The Rhone was a mail ship in the mid 1800s. It was anchored near Peter Island when a late hurricane came blowing through. The captain has noticed the barometer drop and drop, which meant a storm was coming, but it was the end of October so they weren’t expecting a hurricane. They ship rode out the storm at anchor, getting tossed around. As the storm calmed, the Captain decided now was the time to make a run for the open ocean and fight out the rest of the storm there. They had been tossed around so much they couldn’t even pull up the anchor, they had to cut it lose and leave it on the ocean floor. As they headed out through the channel between the islands during the “calm”, they found they were in the eye of the storm, and were hit with the other side of the hurricane. They were blown up on the rocks of Salt island, and the ship was split in half. Cold water seeped into the ships boiler and caused an explosion. The ship sank within minutes. Only 6 of the 150 on board survived.
Most of the ship is in deep water, but the stern section lies in about 20 feet of clear water and can be seen snorkeling. David, Calvin, Savannah, and I went to check it out. We approached the dinghy tie up line nearby, but we missed it on the first 2 tries. At which point David decided to take over driving and grabbing the dinghy line because we “were embarrassing him”. It’s hard to reach over the bow of the tender, 3 feet down to grab the line, especially when the driver (David) consistently runs over it, rather than stopping when we reach the line.
Once we were geared up, in we went. What we could see of the ship is in ruins, but the stern propeller is still intact and easily visible. It was cool to see. There were divers below us, and Savannah and Calvin had more fun playing with their bubbles then checking out the ship and the life that is growing on and around it.
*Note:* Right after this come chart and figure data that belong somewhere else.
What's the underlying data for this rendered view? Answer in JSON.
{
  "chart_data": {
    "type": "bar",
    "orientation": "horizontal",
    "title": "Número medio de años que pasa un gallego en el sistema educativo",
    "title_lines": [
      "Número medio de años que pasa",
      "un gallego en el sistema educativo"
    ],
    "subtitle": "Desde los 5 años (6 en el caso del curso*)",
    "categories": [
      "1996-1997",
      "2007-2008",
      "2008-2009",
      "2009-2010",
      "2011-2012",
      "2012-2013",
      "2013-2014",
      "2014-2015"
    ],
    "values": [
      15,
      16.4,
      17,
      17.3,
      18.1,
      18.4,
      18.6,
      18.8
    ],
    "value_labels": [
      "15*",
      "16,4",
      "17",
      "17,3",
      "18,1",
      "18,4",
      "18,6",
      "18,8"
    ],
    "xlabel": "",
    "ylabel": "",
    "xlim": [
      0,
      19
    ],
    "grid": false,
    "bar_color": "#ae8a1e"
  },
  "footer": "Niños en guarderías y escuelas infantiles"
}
When we returned to the boat, David decided since he was already set up in his wet suit he might as well work on cleaning the bottom of the boat. So we grabbed one of the air tanks, and reg. line and under the boat he went to get it cleaned off. Isabel an Calvin wanted to help out too, so they worked a little on the bottom of the tender with their snorkel gear.
After awhile, Calvin and I headed over to check out some of the snorkeling in the anchorage near the boat. We saw an eel and 2 little lobsters. Lots of colorful sponges and fish. It was a great snorkel spot. I tried to take Benjamin over to snorkel for a bit, but he only made to where the snorkeling starts and was ready to go back to the boat. So we had to swim him back. He missed out on seeing the eel and lobsters.